<324>Vous voyez, Sire, que je pensais absolument comme certain héros du siècle. Madame Deshoulières a dit :

Faute de s'approcher et faute de s'entendre,
On est souvent brouillé pour rien.

D'ailleurs les pensées d'un pauvre philosophe enterré au pied des Alpes ne sont pas comme les pensées des maîtres de la terre. Ces philosophes, vrais ou prétendus, sont sans conséquence; mais vous autres héros et souverains, quand vous avez mis quelque grande idée dans votre cervelle, la destinée des hommes en dépend.

Que je gémisse ou non de voir la patrie d'Homère en proie à des Turcs venus des bords de la mer d'Hyrcanie, que je vous prie d'avoir la bonté de les chasser et de mettre des Alcibiades en leur place, il n'en sera ni plus ni moins, et les Turcs n'en sauront rien. Mais qu'il vous prenne envie d'étendre votre puissance vers l'orient ou vers l'occident, alors la chose devient sérieuse, et malheur à qui s'y opposerait!
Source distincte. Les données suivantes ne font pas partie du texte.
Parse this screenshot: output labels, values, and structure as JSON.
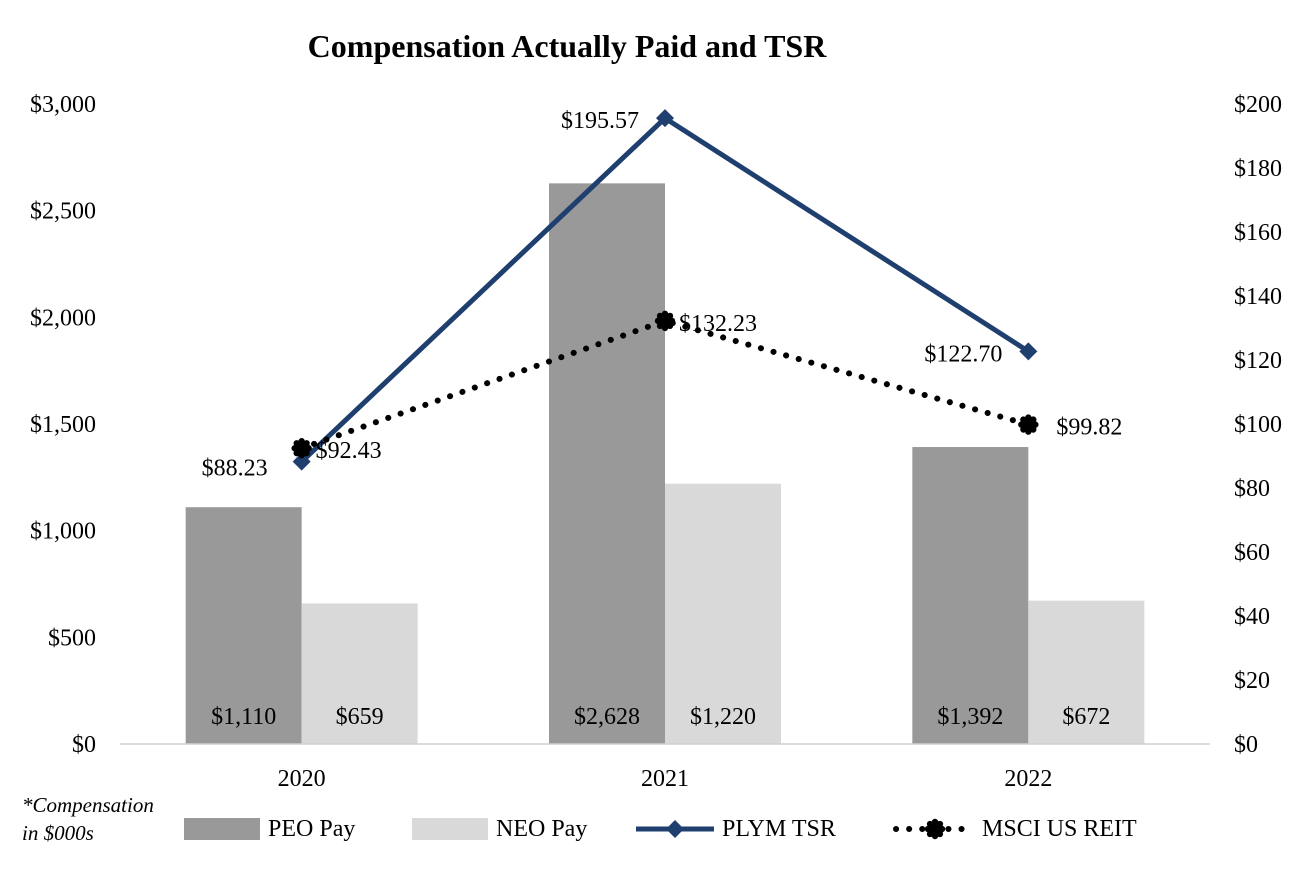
{
  "chart_data": {
    "type": "bar",
    "title": "Compensation Actually Paid and TSR",
    "footnote": [
      "*Compensation",
      "in $000s"
    ],
    "categories": [
      "2020",
      "2021",
      "2022"
    ],
    "y_left": {
      "min": 0,
      "max": 3000,
      "step": 500,
      "ticks": [
        "$0",
        "$500",
        "$1,000",
        "$1,500",
        "$2,000",
        "$2,500",
        "$3,000"
      ]
    },
    "y_right": {
      "min": 0,
      "max": 200,
      "step": 20,
      "ticks": [
        "$0",
        "$20",
        "$40",
        "$60",
        "$80",
        "$100",
        "$120",
        "$140",
        "$160",
        "$180",
        "$200"
      ]
    },
    "bar_series": [
      {
        "name": "PEO Pay",
        "color": "#999999",
        "axis": "left",
        "values": [
          1110,
          2628,
          1392
        ],
        "labels": [
          "$1,110",
          "$2,628",
          "$1,392"
        ]
      },
      {
        "name": "NEO Pay",
        "color": "#d9d9d9",
        "axis": "left",
        "values": [
          659,
          1220,
          672
        ],
        "labels": [
          "$659",
          "$1,220",
          "$672"
        ]
      }
    ],
    "line_series": [
      {
        "name": "PLYM TSR",
        "color": "#1f3f6e",
        "style": "solid",
        "marker": "diamond",
        "axis": "right",
        "values": [
          88.23,
          195.57,
          122.7
        ],
        "labels": [
          "$88.23",
          "$195.57",
          "$122.70"
        ]
      },
      {
        "name": "MSCI US REIT",
        "color": "#000000",
        "style": "dotted",
        "marker": "circle",
        "axis": "right",
        "values": [
          92.43,
          132.23,
          99.82
        ],
        "labels": [
          "$92.43",
          "$132.23",
          "$99.82"
        ]
      }
    ],
    "legend_position": "bottom",
    "grid": false
  }
}
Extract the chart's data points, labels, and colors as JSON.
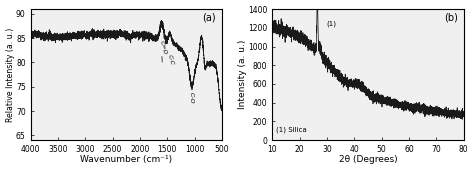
{
  "panel_a": {
    "label": "(a)",
    "xlabel": "Wavenumber (cm⁻¹)",
    "ylabel": "Relative Intensity (a. u.)",
    "xlim": [
      4000,
      500
    ],
    "ylim": [
      64,
      91
    ],
    "yticks": [
      65,
      70,
      75,
      80,
      85,
      90
    ],
    "xticks": [
      4000,
      3500,
      3000,
      2500,
      2000,
      1500,
      1000,
      500
    ]
  },
  "panel_b": {
    "label": "(b)",
    "xlabel": "2θ (Degrees)",
    "ylabel": "Intensity (a. u.)",
    "xlim": [
      10,
      80
    ],
    "ylim": [
      0,
      1400
    ],
    "yticks": [
      0,
      200,
      400,
      600,
      800,
      1000,
      1200,
      1400
    ],
    "xticks": [
      10,
      20,
      30,
      40,
      50,
      60,
      70,
      80
    ]
  },
  "line_color": "#1a1a1a",
  "background_color": "#ffffff",
  "panel_bg": "#f0f0f0",
  "tick_labelsize": 5.5,
  "label_fontsize": 6.5,
  "axis_label_fontsize": 6.5
}
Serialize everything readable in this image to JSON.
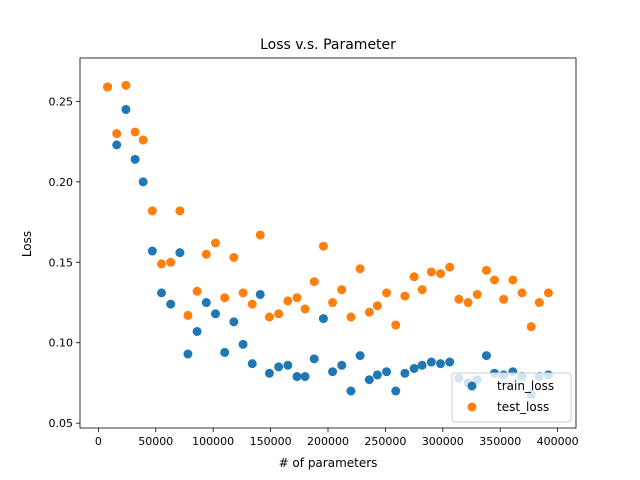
{
  "chart_data": {
    "type": "scatter",
    "title": "Loss v.s. Parameter",
    "xlabel": "# of parameters",
    "ylabel": "Loss",
    "xlim": [
      -16000,
      416000
    ],
    "ylim": [
      0.047,
      0.277
    ],
    "xticks": [
      0,
      50000,
      100000,
      150000,
      200000,
      250000,
      300000,
      350000,
      400000
    ],
    "yticks": [
      0.05,
      0.1,
      0.15,
      0.2,
      0.25
    ],
    "ytick_labels": [
      "0.05",
      "0.10",
      "0.15",
      "0.20",
      "0.25"
    ],
    "legend_position": "lower-right",
    "grid": false,
    "series": [
      {
        "name": "train_loss",
        "color": "#1f77b4",
        "points": [
          [
            8000,
            0.259
          ],
          [
            16000,
            0.223
          ],
          [
            24000,
            0.245
          ],
          [
            32000,
            0.214
          ],
          [
            39000,
            0.2
          ],
          [
            47000,
            0.157
          ],
          [
            55000,
            0.131
          ],
          [
            63000,
            0.124
          ],
          [
            71000,
            0.156
          ],
          [
            78000,
            0.093
          ],
          [
            86000,
            0.107
          ],
          [
            94000,
            0.125
          ],
          [
            102000,
            0.118
          ],
          [
            110000,
            0.094
          ],
          [
            118000,
            0.113
          ],
          [
            126000,
            0.099
          ],
          [
            134000,
            0.087
          ],
          [
            141000,
            0.13
          ],
          [
            149000,
            0.081
          ],
          [
            157000,
            0.085
          ],
          [
            165000,
            0.086
          ],
          [
            173000,
            0.079
          ],
          [
            180000,
            0.079
          ],
          [
            188000,
            0.09
          ],
          [
            196000,
            0.115
          ],
          [
            204000,
            0.082
          ],
          [
            212000,
            0.086
          ],
          [
            220000,
            0.07
          ],
          [
            228000,
            0.092
          ],
          [
            236000,
            0.077
          ],
          [
            243000,
            0.08
          ],
          [
            251000,
            0.082
          ],
          [
            259000,
            0.07
          ],
          [
            267000,
            0.081
          ],
          [
            275000,
            0.084
          ],
          [
            282000,
            0.086
          ],
          [
            290000,
            0.088
          ],
          [
            298000,
            0.087
          ],
          [
            306000,
            0.088
          ],
          [
            314000,
            0.078
          ],
          [
            322000,
            0.075
          ],
          [
            330000,
            0.077
          ],
          [
            338000,
            0.092
          ],
          [
            345000,
            0.081
          ],
          [
            353000,
            0.08
          ],
          [
            361000,
            0.082
          ],
          [
            369000,
            0.079
          ],
          [
            377000,
            0.068
          ],
          [
            384000,
            0.079
          ],
          [
            392000,
            0.08
          ]
        ]
      },
      {
        "name": "test_loss",
        "color": "#ff7f0e",
        "points": [
          [
            8000,
            0.259
          ],
          [
            16000,
            0.23
          ],
          [
            24000,
            0.26
          ],
          [
            32000,
            0.231
          ],
          [
            39000,
            0.226
          ],
          [
            47000,
            0.182
          ],
          [
            55000,
            0.149
          ],
          [
            63000,
            0.15
          ],
          [
            71000,
            0.182
          ],
          [
            78000,
            0.117
          ],
          [
            86000,
            0.132
          ],
          [
            94000,
            0.155
          ],
          [
            102000,
            0.162
          ],
          [
            110000,
            0.128
          ],
          [
            118000,
            0.153
          ],
          [
            126000,
            0.131
          ],
          [
            134000,
            0.124
          ],
          [
            141000,
            0.167
          ],
          [
            149000,
            0.116
          ],
          [
            157000,
            0.118
          ],
          [
            165000,
            0.126
          ],
          [
            173000,
            0.128
          ],
          [
            180000,
            0.121
          ],
          [
            188000,
            0.138
          ],
          [
            196000,
            0.16
          ],
          [
            204000,
            0.125
          ],
          [
            212000,
            0.133
          ],
          [
            220000,
            0.116
          ],
          [
            228000,
            0.146
          ],
          [
            236000,
            0.119
          ],
          [
            243000,
            0.123
          ],
          [
            251000,
            0.131
          ],
          [
            259000,
            0.111
          ],
          [
            267000,
            0.129
          ],
          [
            275000,
            0.141
          ],
          [
            282000,
            0.133
          ],
          [
            290000,
            0.144
          ],
          [
            298000,
            0.143
          ],
          [
            306000,
            0.147
          ],
          [
            314000,
            0.127
          ],
          [
            322000,
            0.125
          ],
          [
            330000,
            0.13
          ],
          [
            338000,
            0.145
          ],
          [
            345000,
            0.139
          ],
          [
            353000,
            0.127
          ],
          [
            361000,
            0.139
          ],
          [
            369000,
            0.131
          ],
          [
            377000,
            0.11
          ],
          [
            384000,
            0.125
          ],
          [
            392000,
            0.131
          ]
        ]
      }
    ]
  }
}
L'Épître à Ninon est réellement du comte de Schuwaloff, neveu du Schuwaloff dernier amant de l'impératrice Élisabeth; ce neveu a été élevé à Paris, et a d'ailleurs beaucoup d'esprit et beaucoup de goût. On ne s'attendait pas, il y a cinquante ans, qu'un jour un Russe ferait si bien des vers français; mais il a été prévenu par un roi du Nord qui lui a donné de grands exemples. Je ne connais point la satire intitulée Louis XV aux champs Élysées, et je ne crois pas qu'elle existe. Il paraît un recueil des lettres du feu mylord Chesterfield à un fils bâtard qu'il aimait comme madame de Sévigné aimait sa fille. Il est très-souvent parlé de vous dans ces lettres; on vous y rend toute la justice que la postérité vous rendra.a


a Lettres du comte de Chesterfield à son fils Philippe Stanhope, envoyé extraordinaire à la cour de Dresde, lettre 142, du 10 janvier (vieux style) 1749. Voyez notre t. III, p. 100 et 101; t. XVII, p. 291; et t. XVIII, p. 108.